Careful, while new sunxi devices are generally relatively relatively easy to add support for, it doesn't materialize out of thin air either (read, at this moment it is not supported by OpenWrt).
They probably need to rename their fork if OpenWrt is a registered trademark and they are insisting that they do not need to work with their upstream in what looks like an attempt to be considered upstream themselves.
Kind of odd when vendors do this. They fork but keep the same name..
As of tag 18.06.2, the official OpenWRT does not support NanoPi R1 (Allwinner H3).
The OpenWRT only support Allwinner A1x, A20/A3x and A64.
The manufacture's fork is heavily modified source code, and have many compatibility issues with other packages.
The Allwinner H3 looks really good but it is too cheap, support it now may cause market/price turmoil. Years later, when famous brands released more advanced devices, the support of Allwinner H3 may be possible.
The xunlong_orange_pi has only one 100 Mbps Ethernet, so it is supported by the OpenWRT.
For now, OpenWRT would not support any cheap dual-ethernet Pi(s).
The only exception is GL-MT300A which only has two 100 Mbps ethernet, rather than 1Gbps+100Mbps.
This looks like exactly the sort of device I was hoping to find a couple years ago when I upgraded my LAN and switched fromm DD-WRT. If I buy one now looks like, given that there's already an OpenWRT fork for it, there may appear soon full support under standard OpenWRT, right?
Only if someone with the board in hand and the skills, time, and desire to port it.

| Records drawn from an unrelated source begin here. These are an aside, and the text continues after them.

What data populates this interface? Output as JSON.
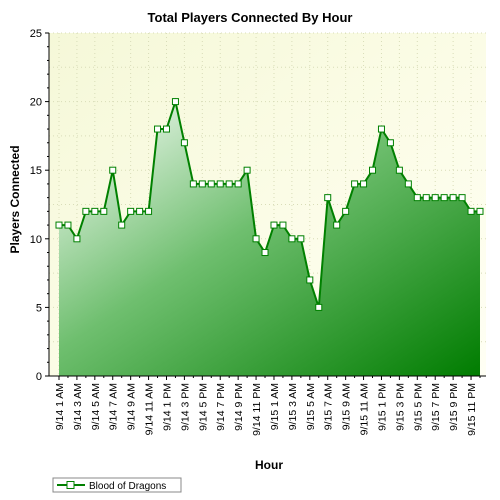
{
  "chart_data": {
    "type": "area",
    "title": "Total Players Connected By Hour",
    "xlabel": "Hour",
    "ylabel": "Players Connected",
    "ylim": [
      0,
      25
    ],
    "yticks": [
      0,
      5,
      10,
      15,
      20,
      25
    ],
    "grid": true,
    "legend_position": "bottom-left",
    "tick_labels": [
      "9/14 1 AM",
      "9/14 3 AM",
      "9/14 5 AM",
      "9/14 7 AM",
      "9/14 9 AM",
      "9/14 11 AM",
      "9/14 1 PM",
      "9/14 3 PM",
      "9/14 5 PM",
      "9/14 7 PM",
      "9/14 9 PM",
      "9/14 11 PM",
      "9/15 1 AM",
      "9/15 3 AM",
      "9/15 5 AM",
      "9/15 7 AM",
      "9/15 9 AM",
      "9/15 11 AM",
      "9/15 1 PM",
      "9/15 3 PM",
      "9/15 5 PM",
      "9/15 7 PM",
      "9/15 9 PM",
      "9/15 11 PM"
    ],
    "series": [
      {
        "name": "Blood of Dragons",
        "color": "#008000",
        "values": [
          11,
          11,
          10,
          12,
          12,
          12,
          15,
          11,
          12,
          12,
          12,
          18,
          18,
          20,
          17,
          14,
          14,
          14,
          14,
          14,
          14,
          15,
          10,
          9,
          11,
          11,
          10,
          10,
          7,
          5,
          13,
          11,
          12,
          14,
          14,
          15,
          18,
          17,
          15,
          14,
          13,
          13,
          13,
          13,
          13,
          13,
          12,
          12
        ]
      }
    ]
  }
}
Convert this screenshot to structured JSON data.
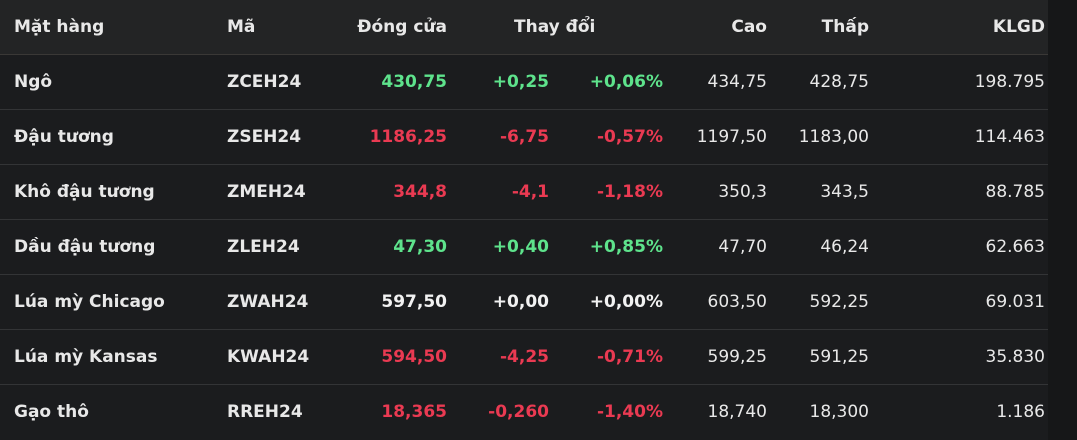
{
  "headers": {
    "name": "Mặt hàng",
    "code": "Mã",
    "close": "Đóng cửa",
    "change": "Thay đổi",
    "high": "Cao",
    "low": "Thấp",
    "volume": "KLGD"
  },
  "colors": {
    "up": "#5ee38c",
    "down": "#ea3a52",
    "flat": "#f2f2f2"
  },
  "rows": [
    {
      "name": "Ngô",
      "code": "ZCEH24",
      "close": "430,75",
      "change": "+0,25",
      "pct": "+0,06%",
      "high": "434,75",
      "low": "428,75",
      "volume": "198.795",
      "dir": "up"
    },
    {
      "name": "Đậu tương",
      "code": "ZSEH24",
      "close": "1186,25",
      "change": "-6,75",
      "pct": "-0,57%",
      "high": "1197,50",
      "low": "1183,00",
      "volume": "114.463",
      "dir": "down"
    },
    {
      "name": "Khô đậu tương",
      "code": "ZMEH24",
      "close": "344,8",
      "change": "-4,1",
      "pct": "-1,18%",
      "high": "350,3",
      "low": "343,5",
      "volume": "88.785",
      "dir": "down"
    },
    {
      "name": "Dầu đậu tương",
      "code": "ZLEH24",
      "close": "47,30",
      "change": "+0,40",
      "pct": "+0,85%",
      "high": "47,70",
      "low": "46,24",
      "volume": "62.663",
      "dir": "up"
    },
    {
      "name": "Lúa mỳ Chicago",
      "code": "ZWAH24",
      "close": "597,50",
      "change": "+0,00",
      "pct": "+0,00%",
      "high": "603,50",
      "low": "592,25",
      "volume": "69.031",
      "dir": "flat"
    },
    {
      "name": "Lúa mỳ Kansas",
      "code": "KWAH24",
      "close": "594,50",
      "change": "-4,25",
      "pct": "-0,71%",
      "high": "599,25",
      "low": "591,25",
      "volume": "35.830",
      "dir": "down"
    },
    {
      "name": "Gạo thô",
      "code": "RREH24",
      "close": "18,365",
      "change": "-0,260",
      "pct": "-1,40%",
      "high": "18,740",
      "low": "18,300",
      "volume": "1.186",
      "dir": "down"
    }
  ]
}
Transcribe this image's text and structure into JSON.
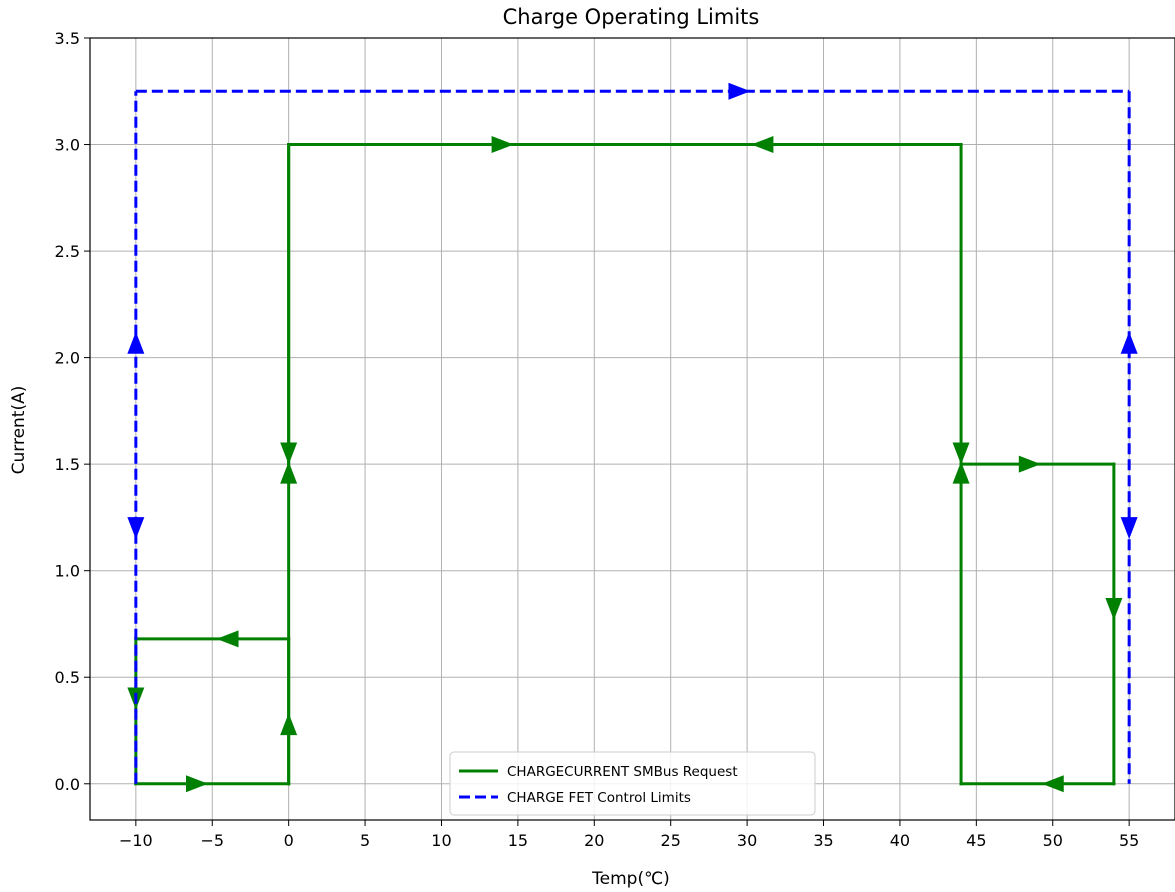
{
  "chart_data": {
    "type": "line",
    "title": "Charge Operating Limits",
    "xlabel": "Temp(℃)",
    "ylabel": "Current(A)",
    "xlim": [
      -13,
      58
    ],
    "ylim": [
      -0.17,
      3.5
    ],
    "grid": true,
    "legend_position": "lower center",
    "x_ticks": [
      {
        "value": -10,
        "label": "−10"
      },
      {
        "value": -5,
        "label": "−5"
      },
      {
        "value": 0,
        "label": "0"
      },
      {
        "value": 5,
        "label": "5"
      },
      {
        "value": 10,
        "label": "10"
      },
      {
        "value": 15,
        "label": "15"
      },
      {
        "value": 20,
        "label": "20"
      },
      {
        "value": 25,
        "label": "25"
      },
      {
        "value": 30,
        "label": "30"
      },
      {
        "value": 35,
        "label": "35"
      },
      {
        "value": 40,
        "label": "40"
      },
      {
        "value": 45,
        "label": "45"
      },
      {
        "value": 50,
        "label": "50"
      },
      {
        "value": 55,
        "label": "55"
      }
    ],
    "y_ticks": [
      {
        "value": 0.0,
        "label": "0.0"
      },
      {
        "value": 0.5,
        "label": "0.5"
      },
      {
        "value": 1.0,
        "label": "1.0"
      },
      {
        "value": 1.5,
        "label": "1.5"
      },
      {
        "value": 2.0,
        "label": "2.0"
      },
      {
        "value": 2.5,
        "label": "2.5"
      },
      {
        "value": 3.0,
        "label": "3.0"
      },
      {
        "value": 3.5,
        "label": "3.5"
      }
    ],
    "series": [
      {
        "name": "CHARGECURRENT SMBus Request",
        "color": "#008000",
        "style": "solid",
        "segments": [
          [
            [
              -10,
              0
            ],
            [
              0,
              0
            ]
          ],
          [
            [
              0,
              0
            ],
            [
              0,
              0.68
            ]
          ],
          [
            [
              0,
              0.68
            ],
            [
              -10,
              0.68
            ]
          ],
          [
            [
              -10,
              0.68
            ],
            [
              -10,
              0
            ]
          ],
          [
            [
              0,
              0
            ],
            [
              0,
              3.0
            ]
          ],
          [
            [
              0,
              3.0
            ],
            [
              0,
              1.5
            ]
          ],
          [
            [
              0,
              3.0
            ],
            [
              44,
              3.0
            ]
          ],
          [
            [
              44,
              3.0
            ],
            [
              44,
              1.5
            ]
          ],
          [
            [
              44,
              0
            ],
            [
              44,
              1.5
            ]
          ],
          [
            [
              44,
              1.5
            ],
            [
              54,
              1.5
            ]
          ],
          [
            [
              54,
              1.5
            ],
            [
              54,
              0
            ]
          ],
          [
            [
              54,
              0
            ],
            [
              44,
              0
            ]
          ]
        ],
        "arrows": [
          {
            "x": -6,
            "y": 0,
            "dir": "right"
          },
          {
            "x": 0,
            "y": 0.28,
            "dir": "up"
          },
          {
            "x": -4,
            "y": 0.68,
            "dir": "left"
          },
          {
            "x": -10,
            "y": 0.4,
            "dir": "down"
          },
          {
            "x": 0,
            "y": 1.46,
            "dir": "up"
          },
          {
            "x": 0,
            "y": 1.55,
            "dir": "down"
          },
          {
            "x": 14,
            "y": 3.0,
            "dir": "right"
          },
          {
            "x": 31,
            "y": 3.0,
            "dir": "left"
          },
          {
            "x": 44,
            "y": 1.55,
            "dir": "down"
          },
          {
            "x": 44,
            "y": 1.46,
            "dir": "up"
          },
          {
            "x": 48.5,
            "y": 1.5,
            "dir": "right"
          },
          {
            "x": 54,
            "y": 0.82,
            "dir": "down"
          },
          {
            "x": 50,
            "y": 0,
            "dir": "left"
          }
        ]
      },
      {
        "name": "CHARGE FET Control Limits",
        "color": "#0000ff",
        "style": "dashed",
        "segments": [
          [
            [
              -10,
              0
            ],
            [
              -10,
              3.25
            ]
          ],
          [
            [
              -10,
              3.25
            ],
            [
              55,
              3.25
            ]
          ],
          [
            [
              55,
              3.25
            ],
            [
              55,
              0
            ]
          ]
        ],
        "arrows": [
          {
            "x": -10,
            "y": 2.07,
            "dir": "up"
          },
          {
            "x": -10,
            "y": 1.2,
            "dir": "down"
          },
          {
            "x": 29.5,
            "y": 3.25,
            "dir": "right"
          },
          {
            "x": 55,
            "y": 2.07,
            "dir": "up"
          },
          {
            "x": 55,
            "y": 1.2,
            "dir": "down"
          }
        ]
      }
    ]
  }
}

There is a difference between "should be straightforward" to going through all the steps to get it working, get the code into an acceptable form, and get it accepted into master. If you consider "standard OpenWrt" meaning "release" images (as opposed to "snapshot" images), then there's likely going to be months until that happens, as the release branch for v19 has just been "cut".
another problem with nanopi-r1 is that it's expensive, $29 is the base price, then you must add at least a SD card, which is $8 or so, and power supply, and shipping is $8, now it's about $50 before you can boot it up. If you want its eMMC version plus a little more memory, that's another $10.
Please use this topic only for discussions regarding adding OpenWrt support for this device.
For questions like "Which device should I buy? Which device is better / cheaper / faster than...?" please open a new topic in the hardware section of this forum.
Armbian already has a build for the board which is marked as mature software, so it looks like there should not be major problems with the drivers in OpenWrt.
The H5 will be different for sure, but the H3 is going to be nearly identical to the R1 with just a few DTS changes. I will probably buy one but I don't think I have the time to pick through their code and mainline everything into OpenWRT.